I say all that to say this: my womb, my heart, and my arms are empty. There are going to be so many of you who have babies who are going to cry every time you try to put him or her down. Or they’ll cry for no reason even if you’re holding them and you’ve fed them, burped them, changed them…everything. And inevitably you’re going to cry too, because you will feel so helpless and so frustrated and so clueless, and you’ll want to scream, “Why won’t you stop crying?!” You’re going to be exhausted and angry and fed up and all you’re going to want in this world is just a little time to yourself so you can sleep or shower or or eat whatever. I know, because I’ve been there with my son. But I will never be there with my daughter. And I would give anything to suffer as only a mother (or father) can in those dark moments of parenthood with her, my dear Eleanor.

 

But please just remember, while you’re awake at 3am because you have a baby in your arms keeping you up that late, I’m up at 3am because I don’t. And I would give anything in this world to have a baby spitting up on me, being colicky for all hours of the day and night, screaming, not letting me put her down, cracking my nipples from breastfeeding, keeping me up all night.
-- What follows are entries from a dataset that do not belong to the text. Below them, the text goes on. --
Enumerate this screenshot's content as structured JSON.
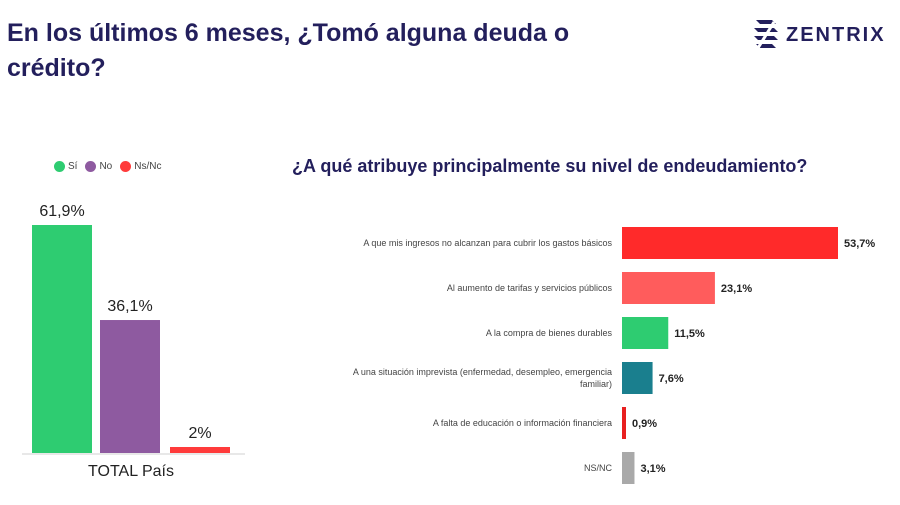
{
  "header": {
    "title": "En los últimos 6 meses, ¿Tomó alguna deuda o crédito?",
    "brand": "ZENTRIX"
  },
  "colors": {
    "navy": "#231f5c",
    "si": "#2ecc71",
    "no": "#8e5aa0",
    "nsnc": "#ff3b3b"
  },
  "chart_data": [
    {
      "type": "bar",
      "title": "",
      "categories": [
        "Sí",
        "No",
        "Ns/Nc"
      ],
      "values": [
        61.9,
        36.1,
        2
      ],
      "value_labels": [
        "61,9%",
        "36,1%",
        "2%"
      ],
      "xlabel": "TOTAL País",
      "legend": [
        "Sí",
        "No",
        "Ns/Nc"
      ],
      "legend_position": "top",
      "colors": [
        "#2ecc71",
        "#8e5aa0",
        "#ff3b3b"
      ],
      "ylim": [
        0,
        70
      ]
    },
    {
      "type": "bar",
      "orientation": "horizontal",
      "title": "¿A qué atribuye principalmente su nivel de endeudamiento?",
      "categories": [
        "A que mis ingresos no alcanzan para cubrir los gastos básicos",
        "Al aumento de tarifas y servicios públicos",
        "A la compra de bienes durables",
        "A una situación imprevista (enfermedad, desempleo, emergencia familiar)",
        "A falta de educación o información financiera",
        "NS/NC"
      ],
      "values": [
        53.7,
        23.1,
        11.5,
        7.6,
        0.9,
        3.1
      ],
      "value_labels": [
        "53,7%",
        "23,1%",
        "11,5%",
        "7,6%",
        "0,9%",
        "3,1%"
      ],
      "colors": [
        "#ff2a2a",
        "#ff5c5c",
        "#2ecc71",
        "#1a7f8e",
        "#e82020",
        "#a9a9a9"
      ],
      "xlim": [
        0,
        60
      ]
    }
  ]
}
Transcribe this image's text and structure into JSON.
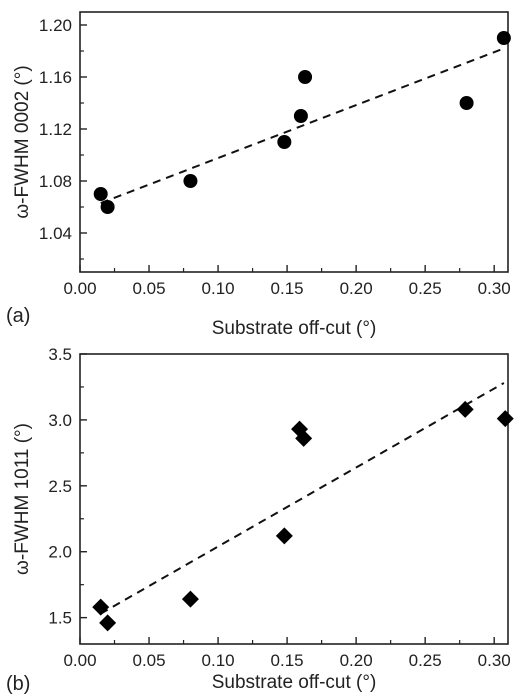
{
  "chart_data": [
    {
      "type": "scatter",
      "panel_label": "(a)",
      "xlabel": "Substrate off-cut (°)",
      "ylabel": "ω-FWHM 0002 (°)",
      "xlim": [
        0.0,
        0.31
      ],
      "ylim": [
        1.01,
        1.21
      ],
      "xticks": [
        "0.00",
        "0.05",
        "0.10",
        "0.15",
        "0.20",
        "0.25",
        "0.30"
      ],
      "xtick_values": [
        0.0,
        0.05,
        0.1,
        0.15,
        0.2,
        0.25,
        0.3
      ],
      "yticks": [
        "1.04",
        "1.08",
        "1.12",
        "1.16",
        "1.20"
      ],
      "ytick_values": [
        1.04,
        1.08,
        1.12,
        1.16,
        1.2
      ],
      "marker": "circle",
      "grid": false,
      "series": [
        {
          "x": [
            0.015,
            0.02,
            0.08,
            0.148,
            0.16,
            0.163,
            0.28,
            0.307
          ],
          "y": [
            1.07,
            1.06,
            1.08,
            1.11,
            1.13,
            1.16,
            1.14,
            1.19
          ]
        }
      ],
      "fit_line": {
        "style": "dashed",
        "x": [
          0.015,
          0.307
        ],
        "y": [
          1.063,
          1.182
        ]
      }
    },
    {
      "type": "scatter",
      "panel_label": "(b)",
      "xlabel": "Substrate off-cut (°)",
      "ylabel": "ω-FWHM 1011 (°)",
      "xlim": [
        0.0,
        0.31
      ],
      "ylim": [
        1.3,
        3.5
      ],
      "xticks": [
        "0.00",
        "0.05",
        "0.10",
        "0.15",
        "0.20",
        "0.25",
        "0.30"
      ],
      "xtick_values": [
        0.0,
        0.05,
        0.1,
        0.15,
        0.2,
        0.25,
        0.3
      ],
      "yticks": [
        "1.5",
        "2.0",
        "2.5",
        "3.0",
        "3.5"
      ],
      "ytick_values": [
        1.5,
        2.0,
        2.5,
        3.0,
        3.5
      ],
      "marker": "diamond",
      "grid": false,
      "series": [
        {
          "x": [
            0.015,
            0.02,
            0.08,
            0.148,
            0.159,
            0.162,
            0.279,
            0.308
          ],
          "y": [
            1.58,
            1.46,
            1.64,
            2.12,
            2.93,
            2.86,
            3.08,
            3.01
          ]
        }
      ],
      "fit_line": {
        "style": "dashed",
        "x": [
          0.015,
          0.307
        ],
        "y": [
          1.53,
          3.28
        ]
      }
    }
  ]
}
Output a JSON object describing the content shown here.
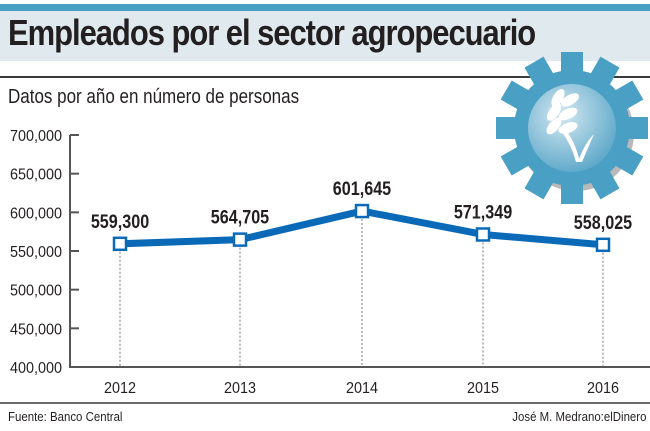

Instead, I have a stitched nether region, painfully engorged breasts no baby will suckle from, a flabby stomach, an empty womb, and blood that will continue to pour out of me for who knows how many more weeks. As if her death and birth wasn’t traumatic enough, I still have to live with the physical effects all these many days later.

 

All I ask of you is when you have your dark moments with your baby – when you’re at your wits’ end and feel like you can’t go on anymore when you’re only getting an hour or two of sleep a night – instead of begging your child to go to sleep and being swallowed up in your frustration and exhaustion, find the tiniest bit of strength within you to keep going, and say a prayer of gratitude for your child, as difficult as it may be in that moment. And if you would, say a prayer for me and all the mothers whose children were taken from them too soon. Say a prayer for my sweet, sweet Eleanor who never got to know life outside my womb.

 

Please. Do it for Eleanor. And do it for her mommy who loves her and misses her beyond measure.